There is no shortage of buzz about Big Data in the anticorruption world. It’s everywhere — from public efforts like Transparency International’s public procurement analysis to cutting-edge private-sector FCPA compliance programs implemented by Ernst & Young. TI has blogged about Big Data and corruption, with titles like “Can Big Data Solve the World’s Problems, Including Corruption?” and “The Potential of Fighting Corruption Through Data Mining.” Ernst & Young’s conclusion is more definite: “Anti-Corruption Compliance Now Requires Big Data Analytics.”
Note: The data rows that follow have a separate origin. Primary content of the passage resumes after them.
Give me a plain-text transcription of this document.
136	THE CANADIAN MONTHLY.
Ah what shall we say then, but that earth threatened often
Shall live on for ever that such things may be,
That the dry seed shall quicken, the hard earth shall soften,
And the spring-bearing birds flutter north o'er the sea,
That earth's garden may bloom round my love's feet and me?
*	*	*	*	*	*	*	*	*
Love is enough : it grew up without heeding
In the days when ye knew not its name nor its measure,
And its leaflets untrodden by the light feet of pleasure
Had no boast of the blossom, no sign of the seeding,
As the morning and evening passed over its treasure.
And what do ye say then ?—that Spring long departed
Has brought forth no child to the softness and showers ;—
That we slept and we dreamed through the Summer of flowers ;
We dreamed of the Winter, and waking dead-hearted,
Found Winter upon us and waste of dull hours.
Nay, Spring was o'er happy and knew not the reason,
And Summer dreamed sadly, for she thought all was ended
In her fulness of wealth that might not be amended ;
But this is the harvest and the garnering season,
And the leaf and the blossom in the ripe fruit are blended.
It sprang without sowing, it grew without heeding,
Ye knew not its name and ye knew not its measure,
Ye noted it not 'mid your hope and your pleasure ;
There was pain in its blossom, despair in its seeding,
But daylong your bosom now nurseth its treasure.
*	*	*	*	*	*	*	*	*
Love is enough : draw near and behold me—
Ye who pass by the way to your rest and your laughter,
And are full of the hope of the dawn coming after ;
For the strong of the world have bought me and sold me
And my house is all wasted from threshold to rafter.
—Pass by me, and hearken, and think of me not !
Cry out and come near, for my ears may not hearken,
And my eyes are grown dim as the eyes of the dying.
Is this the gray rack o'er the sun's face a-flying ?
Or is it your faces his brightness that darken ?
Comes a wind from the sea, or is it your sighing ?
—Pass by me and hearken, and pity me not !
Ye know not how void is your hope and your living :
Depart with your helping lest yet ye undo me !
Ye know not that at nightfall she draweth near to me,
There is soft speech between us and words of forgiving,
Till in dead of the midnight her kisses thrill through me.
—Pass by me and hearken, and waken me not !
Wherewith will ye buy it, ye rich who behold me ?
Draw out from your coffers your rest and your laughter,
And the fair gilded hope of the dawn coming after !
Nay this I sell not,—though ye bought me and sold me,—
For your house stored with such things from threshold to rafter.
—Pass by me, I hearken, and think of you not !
In previous posts, contributors to this blog have written about how the anticorruption community was excited about social media-style apps (“crowdsourcing”) in anticorruption efforts. Apps like iPaidABribe allow citizens to report their encounters with corrupt officials, generating a fertile data set for anticorruption activists. Big Data is a related effort: activists can mine huge amounts of data for patterns that reveal corrupt activity, making it a powerful tool for transparency. However, as the name suggests, Big Data requires massive amounts of data in order to be useful.The anticorruption community should throw its weight behind proposals to open up data sets for Big Data analysis. As with crowdsourced anticorruption efforts, the excitement surrounding Big Data could quickly turn into disappointment unless this tool can be integrated into the broader anticorruption effort.
For those who have somehow been able to avoid being bombarded with prognostications about how Big Data changes everything, I should define the phrase. Big Data is an analytic method that entails the use of huge amounts of data to uncover previously-unknown correlations (perhaps suggesting causal relationships). For instance, Big Data techniques could uncover patterns of fraud and bribery in public procurement by combing through datasets on government bidding processes (e.g. which firms bid on a job, for how much, and who had the winning bid), contracting firms’ financial disclosures, beneficial ownership of contracting firms, public officials’ tax and family records, complaints to the authorities about bribery from competing contractors, and so on. Big Data could find correlations between different data sets that may be meaningful — perhaps when certain firms always bid together one of them always wins, or perhaps certain industries like IT are particularly at risk for corrupt behavior. An illustrative example of work in this vein comes from the Corruption Research Center Budapest, which explains:
As each awarded contract is tracked and represented visually by a tie between public body and private companies, a clear pattern emerges, which links certain state organisations to firms which are repeatedly awarded contracts. These “network ties” are then weighted by the corruption risk of the underlying contracts using the authors’ novel corruption indicator, the Corruption Risk Index (CRI). Unsurprisingly, the relationships which are found to have a high risk of corruption generally involve state bodies and companies who are awarded contracts on an implausibly frequent basis.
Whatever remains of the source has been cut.